Toronto Film Society presented The Stars are Singing (1953) on Sunday, January 4, 1981 in a double bill with Week-End at the Waldorf as part of the Season 33 Sunday Afternoon Film Buff Series, Programme 5.
The greatest Wagnerian soprano of all time? Such a question might elicit any number of answers: Lilli Lehmann, Fremstad, Gadski, Leider, Flagstad, Traubel, Nilsson–or any of another half-dozen celebrated candidates. The greatest Wagnerian tenor of all time? One name suffices, one upon which all agree: Lauritz Melchior. No music lover who had been privileged to hear Melchior during his extraordinary 24 season (February 17, 1926 in Tannhäuser to February 2, 1950 in Lohengrin) at the Met, or in the time since his retirement from that stage, would dispute that assessment. Melchior possessed, simply, a wondrous voice, and he had power, dignity and artistry besides. His warm baritonal timbre, topped by ringing high notes, proved an ideal organ for the heroic parts he undertook. He was one of the rare Wagnerian tenors who always maintained a round and beautiful tone, without neglecting enunciation and expression, and there was never any diminution of his techniqyue, even nearing the end of his career. Everything about Melchior’s singing had behind it a kind of enthusiasm and exultation. Quite natural, perhaps, for he was like that about life–he exalted in it–and his energy was unflagging. He sang in all but three of the 515 Wagner productions staged at the Met between 1926 and 1950; between 1924 (his debut at Bayreuth) and 1950, he sang in Wagner almost 1,000 times: Tristan und Isolde (223 times), Die Walküre (181), Tannhäuser (144), Siegfried (128), Götterdämmerung (107), Lohengrin (106), Parsifal (81). Add to that some 2,100 concerts and recitals, plus over 1000 appearances in other operas, about 300 recordings, and 5 films in Hollywood: Thrill of a Romance (1945), Two Sisters From Boston (1946), This Time for Keeps (1947), Luxury Liner (1948) and The Stars are Singing.

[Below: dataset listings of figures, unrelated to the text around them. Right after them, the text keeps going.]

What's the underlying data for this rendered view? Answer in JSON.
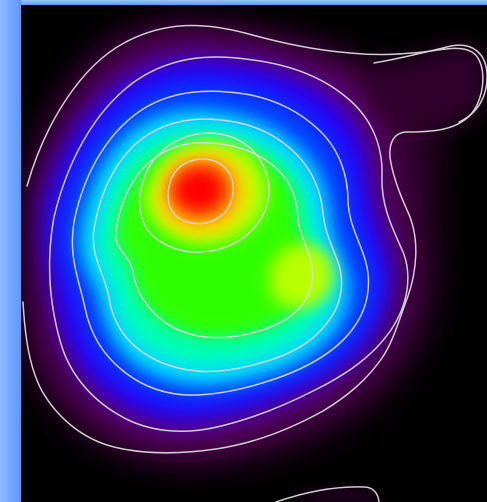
{
  "colors": {
    "background": "#000000",
    "frame_light": "#8fb9ff",
    "frame_mid": "#5d98f8",
    "frame_top": "#9ec5ff",
    "contour": "#d8d8d8",
    "outer_halo": "#33002f",
    "violet": "#65006d",
    "indigo": "#2000ff",
    "blue": "#0046ff",
    "cyan": "#00d9ff",
    "aqua": "#00ffb5",
    "green": "#2dff00",
    "lime": "#b8ff00",
    "yellow": "#ffd600",
    "orange": "#ff6f00",
    "red": "#ff0000"
  },
  "heatmap": {
    "palette_order": [
      "outer_halo",
      "violet",
      "indigo",
      "blue",
      "cyan",
      "aqua",
      "green",
      "lime",
      "yellow",
      "orange",
      "red"
    ]
  }
}
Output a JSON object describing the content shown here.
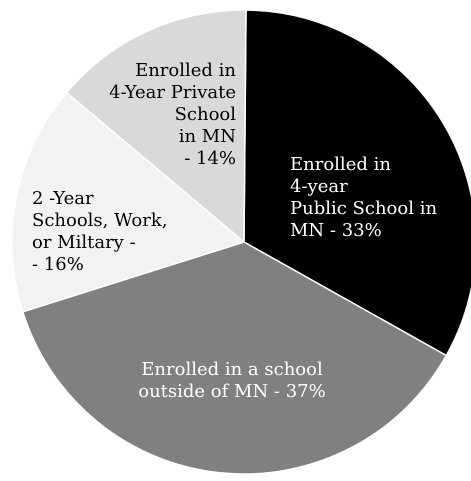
{
  "chart_data": {
    "type": "pie",
    "title": "",
    "slices": [
      {
        "label": "Enrolled in 4-year Public School in MN - 33%",
        "label_lines": [
          "Enrolled in",
          "4-year",
          "Public School in",
          "MN  - 33%"
        ],
        "value": 33,
        "color": "#000000",
        "text_color": "#ffffff"
      },
      {
        "label": "Enrolled in a school outside of MN - 37%",
        "label_lines": [
          "Enrolled in a school",
          "outside of MN - 37%"
        ],
        "value": 37,
        "color": "#808080",
        "text_color": "#ffffff"
      },
      {
        "label": "2 -Year Schools, Work, or Miltary - - 16%",
        "label_lines": [
          "2 -Year",
          "Schools, Work,",
          "or Miltary -",
          "- 16%"
        ],
        "value": 16,
        "color": "#f2f2f2",
        "text_color": "#000000"
      },
      {
        "label": "Enrolled in 4-Year Private School in MN - 14%",
        "label_lines": [
          "Enrolled in",
          "4-Year Private",
          "School",
          "in MN",
          "- 14%"
        ],
        "value": 14,
        "color": "#d9d9d9",
        "text_color": "#000000"
      }
    ]
  }
}
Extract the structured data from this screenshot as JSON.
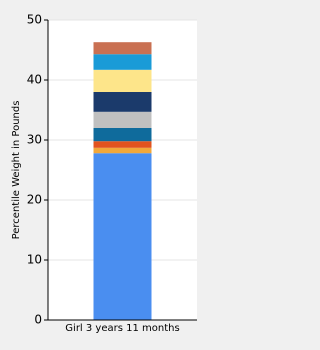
{
  "chart_data": {
    "type": "stacked_bar",
    "ylabel": "Percentile Weight in Pounds",
    "categories": [
      "Girl 3 years 11 months"
    ],
    "series": [
      {
        "color": "#4a8ef0",
        "values": [
          27.8
        ]
      },
      {
        "color": "#f2a83a",
        "values": [
          0.9
        ]
      },
      {
        "color": "#e2531f",
        "values": [
          1.1
        ]
      },
      {
        "color": "#0f6b9c",
        "values": [
          2.2
        ]
      },
      {
        "color": "#c0c0c0",
        "values": [
          2.7
        ]
      },
      {
        "color": "#1b3a6b",
        "values": [
          3.3
        ]
      },
      {
        "color": "#fde58a",
        "values": [
          3.7
        ]
      },
      {
        "color": "#1a9bd7",
        "values": [
          2.6
        ]
      },
      {
        "color": "#c97052",
        "values": [
          2.0
        ]
      }
    ],
    "ylim": [
      0,
      50
    ],
    "yticks": [
      0,
      10,
      20,
      30,
      40,
      50
    ],
    "grid": true
  }
}
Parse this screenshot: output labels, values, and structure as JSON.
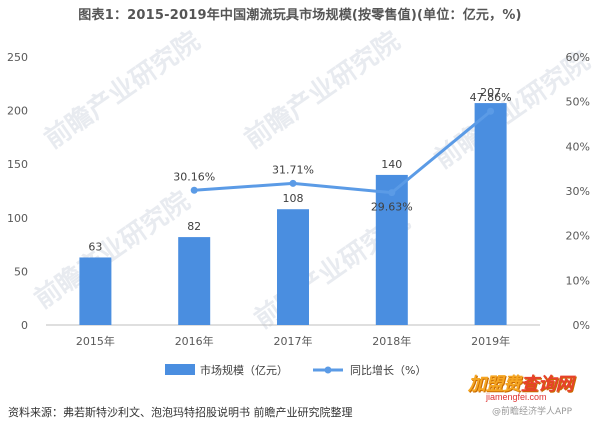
{
  "title": "图表1：2015-2019年中国潮流玩具市场规模(按零售值)(单位：亿元，%)",
  "source": "资料来源：弗若斯特沙利文、泡泡玛特招股说明书 前瞻产业研究院整理",
  "watermark": {
    "text": "前瞻产业研究院"
  },
  "brand": {
    "main": "加盟费",
    "highlight": "查询网",
    "url": "jiamengfei.com",
    "sub": "@前瞻经济学人APP"
  },
  "chart_data": {
    "type": "bar",
    "categories": [
      "2015年",
      "2016年",
      "2017年",
      "2018年",
      "2019年"
    ],
    "series": [
      {
        "name": "市场规模（亿元）",
        "type": "bar",
        "axis": "left",
        "values": [
          63,
          82,
          108,
          140,
          207
        ],
        "labels": [
          "63",
          "82",
          "108",
          "140",
          "207"
        ],
        "color": "#4a8ee0"
      },
      {
        "name": "同比增长（%）",
        "type": "line",
        "axis": "right",
        "values": [
          null,
          30.16,
          31.71,
          29.63,
          47.86
        ],
        "labels": [
          "",
          "30.16%",
          "31.71%",
          "29.63%",
          "47.86%"
        ],
        "color": "#5b9be6"
      }
    ],
    "ylim": [
      0,
      250
    ],
    "yticks": [
      "0",
      "50",
      "100",
      "150",
      "200",
      "250"
    ],
    "y2lim": [
      0,
      60
    ],
    "y2ticks": [
      "0%",
      "10%",
      "20%",
      "30%",
      "40%",
      "50%",
      "60%"
    ],
    "grid": false,
    "legend": "bottom-center"
  }
}
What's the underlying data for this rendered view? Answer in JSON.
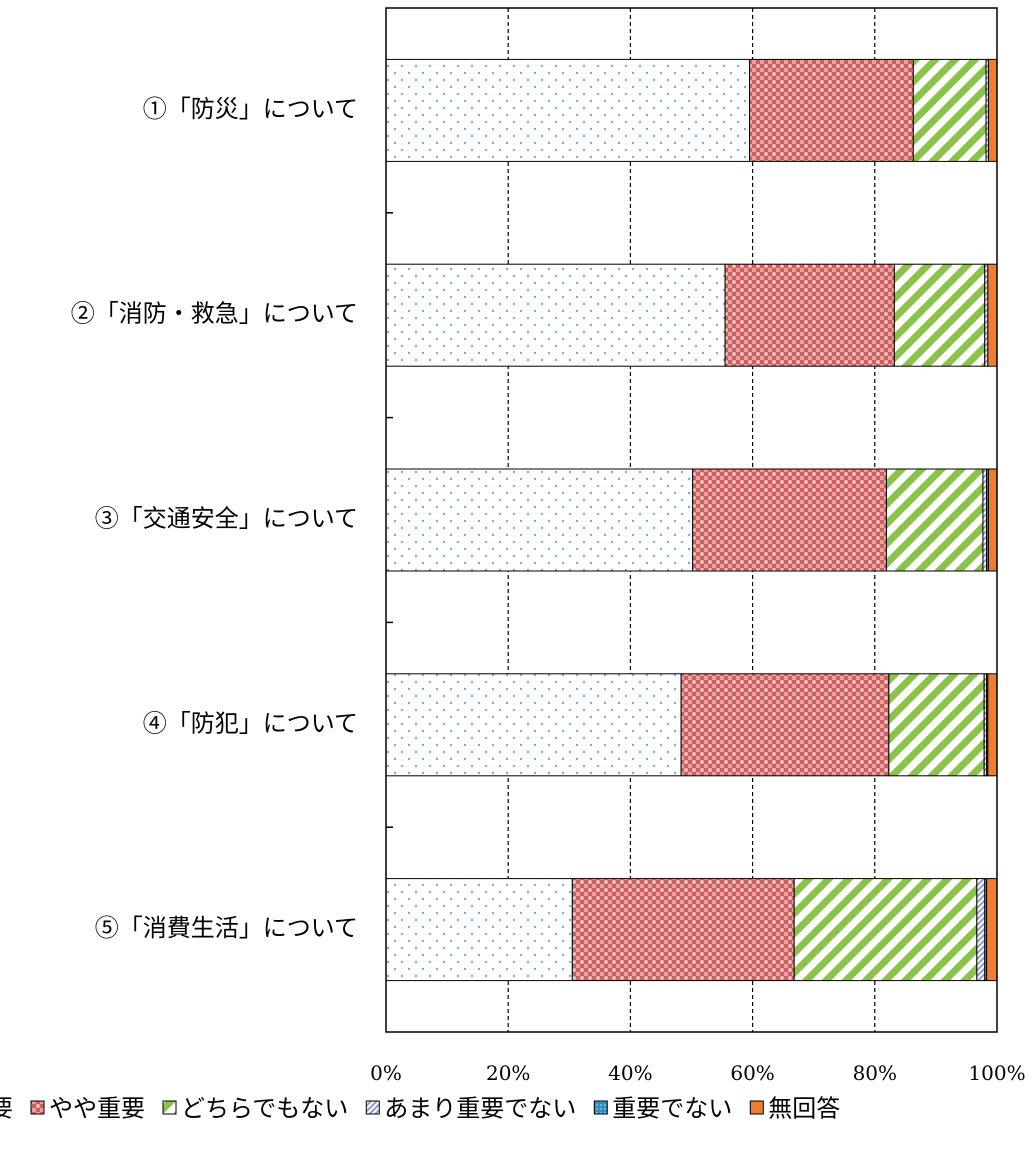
{
  "chart_data": {
    "type": "bar",
    "orientation": "horizontal",
    "stacked": "percent",
    "categories": [
      "①「防災」について",
      "②「消防・救急」について",
      "③「交通安全」について",
      "④「防犯」について",
      "⑤「消費生活」について"
    ],
    "series": [
      {
        "name": "重要",
        "values": [
          59.5,
          55.5,
          50.2,
          48.3,
          30.5
        ],
        "color": "#bdd7ee"
      },
      {
        "name": "やや重要",
        "values": [
          26.8,
          27.7,
          31.7,
          34.0,
          36.3
        ],
        "color": "#e06666"
      },
      {
        "name": "どちらでもない",
        "values": [
          11.9,
          14.8,
          15.8,
          15.6,
          29.9
        ],
        "color": "#8bc34a"
      },
      {
        "name": "あまり重要でない",
        "values": [
          0.4,
          0.5,
          0.6,
          0.4,
          1.3
        ],
        "color": "#9aa6d6"
      },
      {
        "name": "重要でない",
        "values": [
          0.0,
          0.0,
          0.3,
          0.2,
          0.3
        ],
        "color": "#2f8fc2"
      },
      {
        "name": "無回答",
        "values": [
          1.4,
          1.5,
          1.4,
          1.5,
          1.7
        ],
        "color": "#ed7d31"
      }
    ],
    "xlim": [
      0,
      100
    ],
    "x_ticks": [
      "0%",
      "20%",
      "40%",
      "60%",
      "80%",
      "100%"
    ],
    "grid": "vertical-dashed",
    "legend_position": "bottom",
    "legend_labels": [
      "重要",
      "やや重要",
      "どちらでもない",
      "あまり重要でない",
      "重要でない",
      "無回答"
    ]
  }
}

Laurtiz Lebrecht Hommel Melchior was born March 20, 1890 in Copenhagen, studied there, and made his formal debut at the Royal Opera House in 1913, as a baritone. After restudying his voice to become a tenor, he made a second debut, this time as a tenor in Tannhäuser in 1918. From 1921 to 1924 he studied in Germany and London and then made his mark in Wagner.
Besides performing his wealth of Metropolitan roles over the years, Melchior enjoyed appearing as a concert performer and guesting on radio shows. When asked how he kept up the grueling pace, he replied, “I never strain. I always sing with the interest, never use my principal.” The gentle giant (6’4″, 250 pounds), described by one film critic as Sophie Tucker in a suit, was 55 when he made his film debut, and no one, least of all himself, thought he would play romantic leads. Rather, he was happy to be on tap as a conic tenor.
Melchior had been quite delighted with his film fling, but the Metropolitan Opera’s new manager, Rudolf Bing, was decidedly not so pleased, and the tenor did not, or, as some have it, was not asked to renew his Metropolitan contract. Melchior blithely turned to guest performing on television and in 1953 returned to the screen in Paramount’s The Stars are Singing. He was jovial Poldi who shelters refugee Anna Maria Alberghetti in his Greenwich Village apartment. Among his show business neighbors who hide the girl from the immigration authorities was Rosemary Clooney. Melchior performed “Vesti la Giubba” from I Pagliacci and the popular song “Because”. The film was not successful and Melchior returned to television guesting. He died March 18, 1973.